Replace taxize with taxald #226

cboettig · 2018-12-07T02:01:54Z

@hlapp can you review this?

This implements the changes proposed in #224. Unlike the original taxize version, this approach vectorizes the call for id lookup, and also supports multiple authorities instead of only NCBI. The advantages of this are particularly evident in the primates example in the metadata vignette -- which previously ran very slowly and resolved no names, no almost all names are resolved (against ITIS taxonomy in this case), and which runs quite quickly.

taxald pulls a local copy of the complete id table for the authority on the fly if one has not been installed locally. Technically this can be a bit slow, but as these are compressed tables (coming from AWS S3 at the moment) they download more quickly than some single API calls. A user can install a local copy, (e.g. by running taxald::td_create(authority = "all")), but for simplicity and consistency with the old version I haven't documented that here.

taxald isn't on CRAN yet and may change a bit still, though I think this basic behavior should not be impacted. So merging this would mean we would ideally want taxald on CRAN before the next RNeXML release; though as this has always been an opt-in or soft dependency, it's not essential.

This also includes and updated version of the pkgdown build based on taxald, so deprecates PR #223 (and resolves the travis-build error associated with taxize network errors).

Co-Authored-By: cboettig <cboettig@gmail.com>

I wish `spelling::spell_check_package()` would check README.Rmd too! gets me every time. ropensci/spelling#11

hlapp

See inline comments. I think it'd be nice to at least not overwrite existing otu annotations, and that should be an easy change?

vignettes/metadata.Rmd

hlapp · 2018-12-07T02:19:04Z

R/taxize_nexml.R

         call. = FALSE)
  }
-  get_uid <- getExportedValue("taxize", "get_uid")
+  get_ids <- getExportedValue("taxald", "get_ids")


Wouldn't it be simpler to just write taxld::get_ids?

yes, but this change is intentional -- taxize::get_uid is the NCBI-specific function (though you probably wouldn't guess that from the name), while taxize::get_ids is a wrapper around a suite of potential authorities (including itis, col, and gbif. The original RNeXML implementation only supported NCBI by hardwiring get_uid, while at the same time promising to support future versions (we've always had a type argument, but only supporting type="NCBI". So this PR delivers on the support for some alternate authorities and changes the name to match the corresponding taxize function.

(Side note, but taxize::get_ids() did nothing to standardize the return object provided by wrapping the different authorities, so you couldn't just swap this back to taxize::get_ids(). taxald mimics the input, but always provides a consistent output regardless of the authority source).

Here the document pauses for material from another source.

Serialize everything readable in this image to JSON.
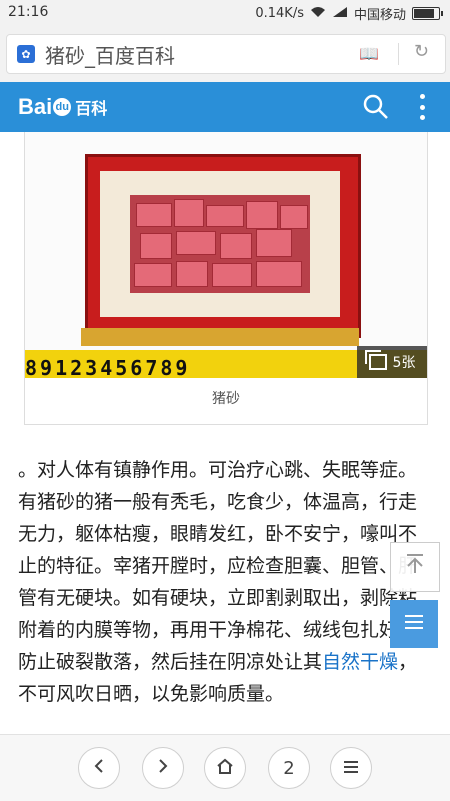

I know the change to taxald::get_ids is intentional. I was just saying, isn't

get_ids <- taxald::get_ids

the same as

get_ids <- getExportedValue("taxald", "get_ids")

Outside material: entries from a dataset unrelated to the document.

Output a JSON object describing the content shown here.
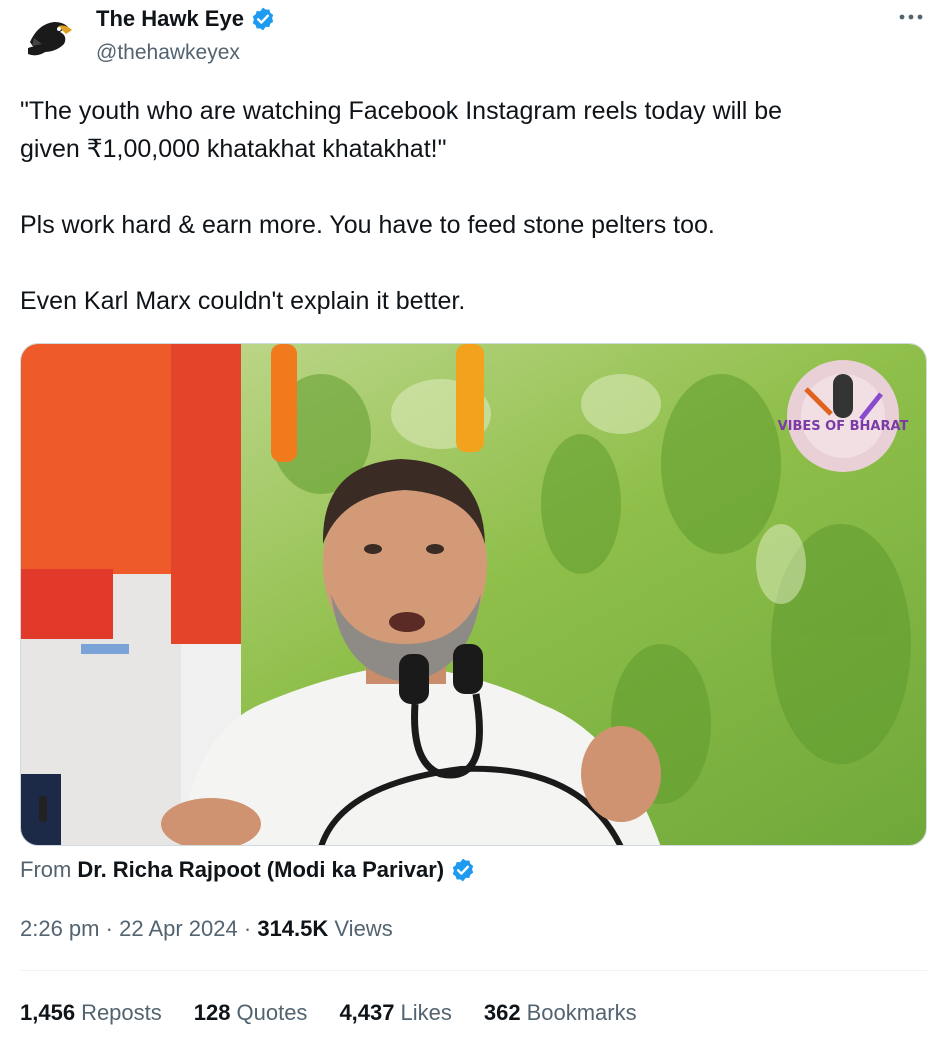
{
  "author": {
    "display_name": "The Hawk Eye",
    "handle": "@thehawkeyex",
    "avatar_icon": "hawk-logo-icon",
    "verified_icon": "verified-badge-icon"
  },
  "more_icon": "more-options-icon",
  "tweet": {
    "line1": "\"The youth who are watching Facebook Instagram reels today will be",
    "line2": "given ₹1,00,000 khatakhat khatakhat!\"",
    "line3": "Pls work hard & earn more. You have to feed stone pelters too.",
    "line4": "Even Karl Marx couldn't explain it better."
  },
  "media": {
    "watermark_text": "VIBES OF BHARAT"
  },
  "source": {
    "prefix": "From",
    "name": "Dr. Richa Rajpoot (Modi ka Parivar)"
  },
  "meta": {
    "time": "2:26 pm",
    "sep1": "·",
    "date": "22 Apr 2024",
    "sep2": "·",
    "views_count": "314.5K",
    "views_label": "Views"
  },
  "stats": [
    {
      "count": "1,456",
      "label": "Reposts"
    },
    {
      "count": "128",
      "label": "Quotes"
    },
    {
      "count": "4,437",
      "label": "Likes"
    },
    {
      "count": "362",
      "label": "Bookmarks"
    }
  ],
  "colors": {
    "verified": "#1d9bf0",
    "muted": "#536471",
    "text": "#0f1419"
  }
}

except the former is shorter and (I find anyway) more readable as to what's happening?

In fact, get_ids only gets used a single time. Is there a good reason to not simply replace

taxa_ids <- get_ids(labels, type, format = "uri", ...)

with

taxa_ids <- taxald::get_ids(labels, type, format = "uri", ...)

But I'm nitpicking here 😄 so feel free to just ignore.

So I am intentionally avoiding the use of an explicit reference to the package (e.g. taxald::) because that would cause R CMD CHECK to throw a WARNING, because taxald is only suggested and not imported. Importing from a function from another package using getExportedValue is something of an accepted hack to allow a package to have "soft" dependencies.

We did this with taxize initially because taxize is a huge dependency with lots of additional dependencies and listing it in Imports would make it required for a user who really just wants to do simple parsing of NeXML files and doesn't need this 'bonus' functionality. taxald is a bit lighter, but still not 'core' functionality; and besides, we can't have it in Imports if taxald isn't on CRAN, though we can have it in Suggests.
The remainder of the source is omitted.